J’ai en effet eu le sentiment que le cinéma était en danger. Mais ce qui m’a poussé à faire ce film, c’était l’envie de montrer que le cinéma n’était pas mort pour autant. Et que, si l’on ne pouvait plus se retrouver avec des équipes de 200 ou 300 personnes pour réaliser un film en extérieur, il y avait encore quelque chose de possible, en repartant du montage.
Ce qui date les images dans « Les Feux sauvages », c’est la qualité du numérique, qui a évolué avec la sophistication des caméras. On se rend compte que vous avez été un véritable pionnier dans ce domaine…
Le projet « L’Homme à la caméra numérique » avait pour ambition de retracer toute une histoire du cinéma. L’idée, c’était de filmer librement des lieux qui nous intéressaient, parfois avec la complicité d’acteurs, mais sans trame écrite. Je pensais que cela me prendrait deux ans, et que le sujet central serait le tournant du millénaire, mais cela s’est étendu sur vingt ans, même de façon épisodique. Pendant ce temps, ma situation personnelle en tant que réalisateur évoluait, j’étais plus ou moins à l’aise. Parfois, on tournait sur pellicule, parfois avec un appareil photo, parfois avec une caméra VR [en réalité virtuelle] : tous ces équipements produisaient des textures différentes.
Qu’est-ce qui vous a guidé au montage ?
Je me suis retrouvé face à plus de mille heures de rushs. Mais comment unifier ces matériaux disparates ? J’ai choisi d’assumer l’hétérogénéité des images, leur entrechoc brutal. Je voulais m’affranchir d’une tradition de récit linéaire qui remonte au théâtre grec. Ce qui m’a guidé, c’était ce que les images disaient de notre monde, l’indice de réalité dont elles étaient porteuses. Il fallait se plonger dans cette réalité avec tout ce qu’elle comporte de chaotique, même parfois d’insignifiant, et l’accepter telle qu’elle était.
Ce qui garantit l’unité, c’est la présence de l’actrice Zhao Tao. Le film n’est-il pas aussi un document sur elle ?

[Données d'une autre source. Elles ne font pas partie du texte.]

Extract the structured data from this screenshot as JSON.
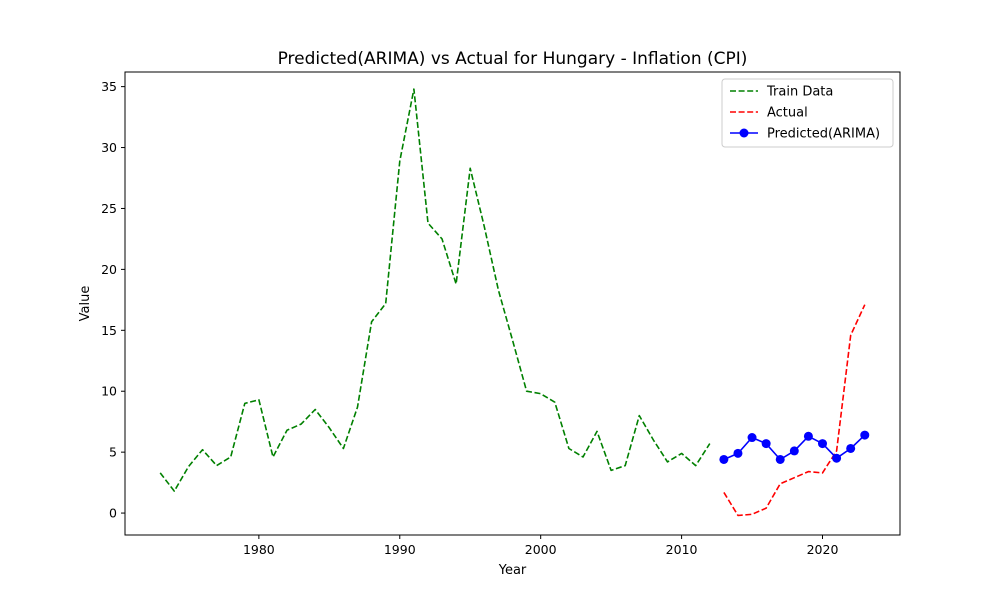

Ma collaboration avec Zhao Tao [qui est également l’épouse du réalisateur] a commencé, elle aussi, en 2001, il y a plus de vingt ans. Les personnages qu’elle a interprétés ont longtemps été exposés à la violence des temps, mais, dans Les Feux sauvages , il s’agit de la violence du temps lui-même. Elle a tout de suite accepté que je confronte son image à d’autres, issues du passé. J’ai toujours eu soin de prendre en compte ses indications sur les rôles qu’elle interprétait, quitte à modifier le scénario dans son sens. A l’heure actuelle, nombre de films cherchent à refléter l’évolution du statut de la femme dans la société. Zhao Tao a inventé des héroïnes qui arrivaient au même degré d’émancipation, par les chemins d’une intelligence de jeu qui supplante toute pesanteur théorique.